There are a few legal categories in which content-based regulation has been permitted or at least contemplated. These include obscenity, see, e. g., Miller v. California, 413 U. S. 15 (1973), defamation, see, e. g., Dun & Bradstreet, Inc. v. Greenmoss Builders, Inc., 472 U. S. 749 (1985), incitement, see, e. g., Brandenburg v. Ohio, 395 U. S. 444 (1969), or situations presenting some grave and imminent danger the government has the power to prevent, see, e. g., Near v. Minnesota ex rel. Olson, 283 U. S. 697, 716 (1931). These are, however, historic and traditional categories long familiar to the bar, although with respect to the last category it is most difficult for the government to prevail. See New York Times Co. v. United States, 403 U. S. 713 (1971). While it cannot be said with certainty that the foregoing types of expression are or will remain the only ones that are without First Amendment protection, as evidenced by the proscription of some visual depictions of sexual conduct by children, see New York v. Ferber, 458 U. S. 747 (1982), the use of these traditional legal categories is preferable to the sort of ad hoc balancing that the Court henceforth must perform in every case if the analysis here used becomes our standard test.
As a practical matter, perhaps we will interpret the compelling interest test in cases involving content regulation so that the results become parallel to the historic categories I have discussed, although an enterprise such as today’s tends not to remain pro forma but to take on a life of its own. When we leave open the possibility that various sorts of content regulations are appropriate, we discount the value of our precedents and invite experiments that in fact present clear violations of the First Amendment, as is true in the case before us.
To forgo the compelling interest test in cases involving direct content-based burdens on speech would not, of course, *128eliminate the need for difficult judgments respecting First Amendment issues.

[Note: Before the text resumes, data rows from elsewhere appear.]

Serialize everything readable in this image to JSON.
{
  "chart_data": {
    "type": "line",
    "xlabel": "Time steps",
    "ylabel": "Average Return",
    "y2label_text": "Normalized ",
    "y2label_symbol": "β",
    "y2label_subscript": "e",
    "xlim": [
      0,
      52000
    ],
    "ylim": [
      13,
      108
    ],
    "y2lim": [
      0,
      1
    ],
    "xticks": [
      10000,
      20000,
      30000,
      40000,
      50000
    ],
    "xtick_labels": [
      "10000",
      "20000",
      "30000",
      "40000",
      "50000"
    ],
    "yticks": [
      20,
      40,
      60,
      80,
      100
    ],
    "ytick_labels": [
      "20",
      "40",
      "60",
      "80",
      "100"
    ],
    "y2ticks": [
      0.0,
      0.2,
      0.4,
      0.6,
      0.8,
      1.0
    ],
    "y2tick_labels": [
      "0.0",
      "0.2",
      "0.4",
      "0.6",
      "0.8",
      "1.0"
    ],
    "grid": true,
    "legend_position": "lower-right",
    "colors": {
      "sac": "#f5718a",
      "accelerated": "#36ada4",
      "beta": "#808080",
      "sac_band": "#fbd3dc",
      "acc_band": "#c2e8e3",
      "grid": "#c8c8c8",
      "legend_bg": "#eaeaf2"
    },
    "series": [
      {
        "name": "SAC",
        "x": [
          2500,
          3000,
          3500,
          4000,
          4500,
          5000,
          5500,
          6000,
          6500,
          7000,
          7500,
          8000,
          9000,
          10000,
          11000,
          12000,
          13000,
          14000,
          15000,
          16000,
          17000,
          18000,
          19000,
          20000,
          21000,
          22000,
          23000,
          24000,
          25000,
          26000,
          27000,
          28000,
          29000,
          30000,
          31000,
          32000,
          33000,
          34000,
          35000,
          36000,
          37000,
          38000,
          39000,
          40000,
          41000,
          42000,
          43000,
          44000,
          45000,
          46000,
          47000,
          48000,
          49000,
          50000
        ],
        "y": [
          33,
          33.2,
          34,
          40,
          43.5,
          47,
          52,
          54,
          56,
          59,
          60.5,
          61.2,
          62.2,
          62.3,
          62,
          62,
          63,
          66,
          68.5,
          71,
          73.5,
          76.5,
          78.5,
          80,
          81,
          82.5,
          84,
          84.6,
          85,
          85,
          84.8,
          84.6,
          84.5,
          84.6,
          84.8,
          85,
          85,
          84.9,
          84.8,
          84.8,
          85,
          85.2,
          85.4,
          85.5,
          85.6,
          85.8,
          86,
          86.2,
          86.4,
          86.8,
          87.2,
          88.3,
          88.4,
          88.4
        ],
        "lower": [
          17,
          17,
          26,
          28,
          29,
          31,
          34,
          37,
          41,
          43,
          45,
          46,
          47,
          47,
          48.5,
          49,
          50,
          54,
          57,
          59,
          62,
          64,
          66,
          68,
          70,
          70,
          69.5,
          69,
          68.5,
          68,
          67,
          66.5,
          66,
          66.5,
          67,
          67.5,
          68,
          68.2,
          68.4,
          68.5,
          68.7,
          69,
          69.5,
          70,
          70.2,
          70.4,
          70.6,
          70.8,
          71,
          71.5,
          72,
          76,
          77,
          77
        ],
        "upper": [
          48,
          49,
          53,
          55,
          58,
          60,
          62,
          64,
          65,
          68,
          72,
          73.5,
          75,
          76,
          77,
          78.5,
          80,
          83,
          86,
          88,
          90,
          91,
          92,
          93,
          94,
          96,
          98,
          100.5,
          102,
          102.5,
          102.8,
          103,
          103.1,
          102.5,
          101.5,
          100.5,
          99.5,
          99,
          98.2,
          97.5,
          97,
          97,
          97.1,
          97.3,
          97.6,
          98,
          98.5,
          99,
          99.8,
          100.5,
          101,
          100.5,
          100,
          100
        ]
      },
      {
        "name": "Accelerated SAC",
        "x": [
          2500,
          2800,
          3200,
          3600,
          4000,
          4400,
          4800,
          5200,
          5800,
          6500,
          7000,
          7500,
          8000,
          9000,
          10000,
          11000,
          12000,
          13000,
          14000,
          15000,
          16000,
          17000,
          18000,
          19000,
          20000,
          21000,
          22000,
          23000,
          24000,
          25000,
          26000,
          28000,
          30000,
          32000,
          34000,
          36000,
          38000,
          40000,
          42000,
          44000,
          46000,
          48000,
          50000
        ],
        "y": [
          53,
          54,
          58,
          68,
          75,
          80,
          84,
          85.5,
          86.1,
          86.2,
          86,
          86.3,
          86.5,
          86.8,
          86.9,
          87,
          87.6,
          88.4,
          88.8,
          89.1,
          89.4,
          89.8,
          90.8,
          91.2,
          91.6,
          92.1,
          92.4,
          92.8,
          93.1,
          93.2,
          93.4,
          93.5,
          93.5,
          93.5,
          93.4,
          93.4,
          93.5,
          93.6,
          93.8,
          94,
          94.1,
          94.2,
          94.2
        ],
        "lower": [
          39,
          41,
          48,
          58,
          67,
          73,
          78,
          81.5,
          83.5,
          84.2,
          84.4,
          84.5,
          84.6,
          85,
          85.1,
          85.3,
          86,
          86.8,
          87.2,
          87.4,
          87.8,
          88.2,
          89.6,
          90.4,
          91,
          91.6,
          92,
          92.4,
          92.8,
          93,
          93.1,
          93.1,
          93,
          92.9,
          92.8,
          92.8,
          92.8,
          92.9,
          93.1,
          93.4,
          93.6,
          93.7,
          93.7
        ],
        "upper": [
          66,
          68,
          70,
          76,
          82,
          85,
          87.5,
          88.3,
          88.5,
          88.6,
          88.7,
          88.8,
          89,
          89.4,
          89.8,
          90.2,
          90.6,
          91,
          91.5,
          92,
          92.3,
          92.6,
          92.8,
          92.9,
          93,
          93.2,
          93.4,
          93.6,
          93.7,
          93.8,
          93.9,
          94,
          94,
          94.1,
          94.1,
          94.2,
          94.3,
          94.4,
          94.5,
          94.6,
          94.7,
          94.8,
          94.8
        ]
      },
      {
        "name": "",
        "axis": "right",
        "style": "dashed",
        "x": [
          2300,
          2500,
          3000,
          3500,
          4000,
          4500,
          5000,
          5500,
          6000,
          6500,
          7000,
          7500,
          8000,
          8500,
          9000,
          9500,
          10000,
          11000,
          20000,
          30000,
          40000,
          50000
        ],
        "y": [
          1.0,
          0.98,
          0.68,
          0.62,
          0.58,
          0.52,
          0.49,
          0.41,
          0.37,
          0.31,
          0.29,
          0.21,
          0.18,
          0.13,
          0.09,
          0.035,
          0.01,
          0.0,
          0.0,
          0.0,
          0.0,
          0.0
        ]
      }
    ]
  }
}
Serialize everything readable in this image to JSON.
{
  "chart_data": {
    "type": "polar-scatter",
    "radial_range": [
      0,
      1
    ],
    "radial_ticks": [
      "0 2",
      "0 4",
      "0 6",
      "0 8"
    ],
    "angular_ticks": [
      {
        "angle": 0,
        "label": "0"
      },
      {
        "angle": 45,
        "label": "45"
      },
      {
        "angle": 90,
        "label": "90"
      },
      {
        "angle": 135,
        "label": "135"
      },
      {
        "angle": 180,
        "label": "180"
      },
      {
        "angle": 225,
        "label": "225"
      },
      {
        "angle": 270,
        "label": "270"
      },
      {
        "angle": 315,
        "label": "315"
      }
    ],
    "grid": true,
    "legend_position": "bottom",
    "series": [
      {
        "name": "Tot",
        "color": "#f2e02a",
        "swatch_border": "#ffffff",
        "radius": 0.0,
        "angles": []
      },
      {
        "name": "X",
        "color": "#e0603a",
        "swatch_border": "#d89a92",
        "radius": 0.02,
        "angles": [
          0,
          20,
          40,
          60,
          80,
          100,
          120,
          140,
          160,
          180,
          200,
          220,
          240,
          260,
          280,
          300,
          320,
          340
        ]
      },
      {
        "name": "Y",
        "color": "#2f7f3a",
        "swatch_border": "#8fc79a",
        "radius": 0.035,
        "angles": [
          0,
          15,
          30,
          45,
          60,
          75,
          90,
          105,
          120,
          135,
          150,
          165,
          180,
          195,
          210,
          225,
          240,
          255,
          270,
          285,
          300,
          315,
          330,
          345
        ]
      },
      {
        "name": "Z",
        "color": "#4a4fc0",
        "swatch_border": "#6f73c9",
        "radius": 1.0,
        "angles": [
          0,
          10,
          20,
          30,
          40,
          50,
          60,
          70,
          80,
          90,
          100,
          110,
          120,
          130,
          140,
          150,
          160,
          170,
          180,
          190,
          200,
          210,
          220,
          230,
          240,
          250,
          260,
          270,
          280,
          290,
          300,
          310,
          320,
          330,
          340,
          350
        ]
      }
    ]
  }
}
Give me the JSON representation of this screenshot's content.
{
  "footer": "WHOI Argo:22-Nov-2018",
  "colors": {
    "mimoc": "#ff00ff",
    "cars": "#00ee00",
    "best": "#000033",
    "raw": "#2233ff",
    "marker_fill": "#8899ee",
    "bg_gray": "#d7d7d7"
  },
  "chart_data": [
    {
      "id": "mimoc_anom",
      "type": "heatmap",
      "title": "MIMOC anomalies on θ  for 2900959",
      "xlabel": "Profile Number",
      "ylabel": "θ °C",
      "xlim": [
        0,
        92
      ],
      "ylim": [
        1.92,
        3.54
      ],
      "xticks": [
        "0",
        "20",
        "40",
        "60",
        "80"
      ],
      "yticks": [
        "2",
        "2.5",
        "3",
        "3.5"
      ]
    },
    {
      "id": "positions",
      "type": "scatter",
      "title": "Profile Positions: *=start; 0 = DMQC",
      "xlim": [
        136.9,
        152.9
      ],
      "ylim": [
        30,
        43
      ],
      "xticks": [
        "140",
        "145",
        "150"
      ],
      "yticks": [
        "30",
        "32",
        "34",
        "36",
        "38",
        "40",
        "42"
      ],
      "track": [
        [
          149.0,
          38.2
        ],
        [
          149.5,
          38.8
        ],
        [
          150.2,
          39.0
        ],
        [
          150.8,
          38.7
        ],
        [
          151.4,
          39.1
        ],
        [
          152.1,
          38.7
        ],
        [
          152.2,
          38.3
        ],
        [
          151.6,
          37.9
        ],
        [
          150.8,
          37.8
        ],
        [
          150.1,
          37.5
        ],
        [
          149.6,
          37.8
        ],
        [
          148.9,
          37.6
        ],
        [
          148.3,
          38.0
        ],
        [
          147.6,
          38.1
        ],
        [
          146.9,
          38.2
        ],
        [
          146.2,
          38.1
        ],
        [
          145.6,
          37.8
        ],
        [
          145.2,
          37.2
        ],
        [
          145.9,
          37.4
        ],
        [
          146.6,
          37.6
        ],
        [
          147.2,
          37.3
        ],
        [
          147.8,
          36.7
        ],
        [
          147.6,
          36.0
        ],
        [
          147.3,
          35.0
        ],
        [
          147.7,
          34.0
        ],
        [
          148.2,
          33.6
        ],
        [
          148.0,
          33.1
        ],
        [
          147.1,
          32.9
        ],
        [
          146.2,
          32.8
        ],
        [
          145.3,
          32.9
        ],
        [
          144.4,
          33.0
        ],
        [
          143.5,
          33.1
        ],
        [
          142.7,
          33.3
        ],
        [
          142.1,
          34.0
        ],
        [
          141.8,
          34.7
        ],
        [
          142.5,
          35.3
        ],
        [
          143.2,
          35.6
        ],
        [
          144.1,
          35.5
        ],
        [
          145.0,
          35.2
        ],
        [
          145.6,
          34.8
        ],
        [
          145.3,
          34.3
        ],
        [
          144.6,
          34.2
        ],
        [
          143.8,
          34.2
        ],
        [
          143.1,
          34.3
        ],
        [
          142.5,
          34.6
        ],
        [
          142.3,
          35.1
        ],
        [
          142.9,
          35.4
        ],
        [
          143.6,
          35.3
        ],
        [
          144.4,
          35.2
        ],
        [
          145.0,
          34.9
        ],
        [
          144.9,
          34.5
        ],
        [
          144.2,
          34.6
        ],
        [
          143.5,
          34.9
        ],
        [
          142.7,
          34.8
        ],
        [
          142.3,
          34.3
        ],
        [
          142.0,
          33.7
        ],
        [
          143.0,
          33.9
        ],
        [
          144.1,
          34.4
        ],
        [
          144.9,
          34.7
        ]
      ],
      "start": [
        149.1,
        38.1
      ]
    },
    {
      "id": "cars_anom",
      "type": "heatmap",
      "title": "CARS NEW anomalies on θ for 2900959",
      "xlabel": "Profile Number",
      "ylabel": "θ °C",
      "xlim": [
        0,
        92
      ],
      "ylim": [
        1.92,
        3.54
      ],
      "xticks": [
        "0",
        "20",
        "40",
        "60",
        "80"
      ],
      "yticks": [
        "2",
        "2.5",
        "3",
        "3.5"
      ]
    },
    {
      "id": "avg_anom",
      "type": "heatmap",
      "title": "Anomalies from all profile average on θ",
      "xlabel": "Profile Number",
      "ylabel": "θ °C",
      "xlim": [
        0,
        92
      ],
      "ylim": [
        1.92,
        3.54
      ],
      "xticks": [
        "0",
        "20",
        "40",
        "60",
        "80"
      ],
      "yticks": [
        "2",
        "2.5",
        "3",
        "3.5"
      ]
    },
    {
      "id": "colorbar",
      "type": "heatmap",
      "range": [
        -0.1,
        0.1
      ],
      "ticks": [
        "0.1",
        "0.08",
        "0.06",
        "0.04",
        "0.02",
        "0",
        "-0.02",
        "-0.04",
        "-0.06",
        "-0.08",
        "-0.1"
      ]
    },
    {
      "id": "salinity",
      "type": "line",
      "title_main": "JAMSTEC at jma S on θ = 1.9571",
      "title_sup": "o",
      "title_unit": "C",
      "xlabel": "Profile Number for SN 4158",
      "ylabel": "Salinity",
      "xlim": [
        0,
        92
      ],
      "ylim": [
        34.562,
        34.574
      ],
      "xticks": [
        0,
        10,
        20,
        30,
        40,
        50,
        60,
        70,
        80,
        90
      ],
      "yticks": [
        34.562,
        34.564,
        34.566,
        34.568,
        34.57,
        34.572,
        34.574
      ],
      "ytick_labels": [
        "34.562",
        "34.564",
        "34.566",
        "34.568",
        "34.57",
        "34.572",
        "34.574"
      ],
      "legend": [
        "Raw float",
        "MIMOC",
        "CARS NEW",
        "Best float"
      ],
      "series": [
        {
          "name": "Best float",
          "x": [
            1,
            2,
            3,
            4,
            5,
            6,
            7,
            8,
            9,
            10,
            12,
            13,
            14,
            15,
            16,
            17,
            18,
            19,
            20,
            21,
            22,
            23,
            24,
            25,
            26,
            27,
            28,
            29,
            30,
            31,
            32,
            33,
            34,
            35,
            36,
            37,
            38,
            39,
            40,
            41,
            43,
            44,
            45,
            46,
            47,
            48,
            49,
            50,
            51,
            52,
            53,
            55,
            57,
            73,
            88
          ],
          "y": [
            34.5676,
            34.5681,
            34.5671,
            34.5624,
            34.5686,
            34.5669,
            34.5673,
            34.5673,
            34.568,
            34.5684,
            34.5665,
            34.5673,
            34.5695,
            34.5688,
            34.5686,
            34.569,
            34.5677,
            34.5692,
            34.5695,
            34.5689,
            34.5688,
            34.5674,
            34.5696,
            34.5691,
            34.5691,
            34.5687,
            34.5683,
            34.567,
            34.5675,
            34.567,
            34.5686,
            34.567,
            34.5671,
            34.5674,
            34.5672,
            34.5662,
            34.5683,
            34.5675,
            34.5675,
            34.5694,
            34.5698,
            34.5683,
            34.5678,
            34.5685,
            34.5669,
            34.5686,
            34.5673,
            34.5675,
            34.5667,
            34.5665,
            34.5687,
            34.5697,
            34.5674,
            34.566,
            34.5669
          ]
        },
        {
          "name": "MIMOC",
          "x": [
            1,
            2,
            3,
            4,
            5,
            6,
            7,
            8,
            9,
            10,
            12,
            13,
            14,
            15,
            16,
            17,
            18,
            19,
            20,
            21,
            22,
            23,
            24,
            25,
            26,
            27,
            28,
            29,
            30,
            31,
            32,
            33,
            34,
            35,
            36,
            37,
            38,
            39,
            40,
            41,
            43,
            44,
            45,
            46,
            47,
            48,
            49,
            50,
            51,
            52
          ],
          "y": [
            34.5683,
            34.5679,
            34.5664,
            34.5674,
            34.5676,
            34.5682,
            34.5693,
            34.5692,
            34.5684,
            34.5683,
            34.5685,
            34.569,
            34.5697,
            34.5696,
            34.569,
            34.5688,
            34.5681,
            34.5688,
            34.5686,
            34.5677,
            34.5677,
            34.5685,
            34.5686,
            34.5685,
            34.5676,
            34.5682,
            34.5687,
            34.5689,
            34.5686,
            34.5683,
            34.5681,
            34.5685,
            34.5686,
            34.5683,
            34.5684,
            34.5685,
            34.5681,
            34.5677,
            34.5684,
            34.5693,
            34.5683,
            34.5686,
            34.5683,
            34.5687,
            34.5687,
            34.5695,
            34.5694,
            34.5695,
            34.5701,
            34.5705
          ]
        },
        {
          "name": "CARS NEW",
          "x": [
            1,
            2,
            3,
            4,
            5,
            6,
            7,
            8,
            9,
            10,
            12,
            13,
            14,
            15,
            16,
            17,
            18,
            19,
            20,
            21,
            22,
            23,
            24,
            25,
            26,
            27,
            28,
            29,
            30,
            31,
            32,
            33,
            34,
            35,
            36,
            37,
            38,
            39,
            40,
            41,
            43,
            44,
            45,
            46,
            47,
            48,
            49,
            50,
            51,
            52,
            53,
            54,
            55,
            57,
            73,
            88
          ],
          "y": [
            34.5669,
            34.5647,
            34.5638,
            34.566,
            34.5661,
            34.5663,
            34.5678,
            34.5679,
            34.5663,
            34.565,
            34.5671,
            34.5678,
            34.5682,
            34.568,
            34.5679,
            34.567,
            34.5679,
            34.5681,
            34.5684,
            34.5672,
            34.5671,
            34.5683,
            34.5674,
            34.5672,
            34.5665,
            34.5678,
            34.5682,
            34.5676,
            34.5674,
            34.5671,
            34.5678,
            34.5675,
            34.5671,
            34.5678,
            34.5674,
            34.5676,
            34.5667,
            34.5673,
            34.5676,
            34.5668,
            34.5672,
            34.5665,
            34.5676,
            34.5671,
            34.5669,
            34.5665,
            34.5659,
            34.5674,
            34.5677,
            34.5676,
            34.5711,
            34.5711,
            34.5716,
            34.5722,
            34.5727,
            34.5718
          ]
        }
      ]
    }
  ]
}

Among the questions we cannot avoid the necessity of deciding are: Whether the restricted expression falls within one of the unprotected categories discussed above, supra, at 127; whether some other constitutional right is impaired, see Nebraska Press Assn. v. Stuart, 427 U. S. 539 (1976); whether, in the case of a regulation of activity which combines expressive with nonexpressive elements, the regulation aims at the activity or the expression, compare United States v. O’Brien, 391 U. S. 367 (1968), with Texas v. Johnson, 491 U. S., at 406-410; whether the regulation restricts speech itself or only the time, place, or manner of speech, see Ward v. Rock Against Racism, 491 U. S. 781 (1989); and whether the regulation is in fact content based or content neutral. See Boos v. Barry, 485 U. S., at 319-321. However difficult the lines may be to draw in some cases, here the answer to each of these questions is clear.
The case before us presents the opportunity to adhere to a surer test for content-based cases and to avoid using an unnecessary formulation, one with the capacity to weaken central protections of the First Amendment. I would recognize this opportunity to confirm our past holdings and to rule that the New York statute amounts to raw censorship based on content, censorship forbidden by the text of the First Amendment and well-settled principles protecting speech and the press. That ought to end the matter.
With these observations, I concur in the judgment of the Court holding the statute invalid.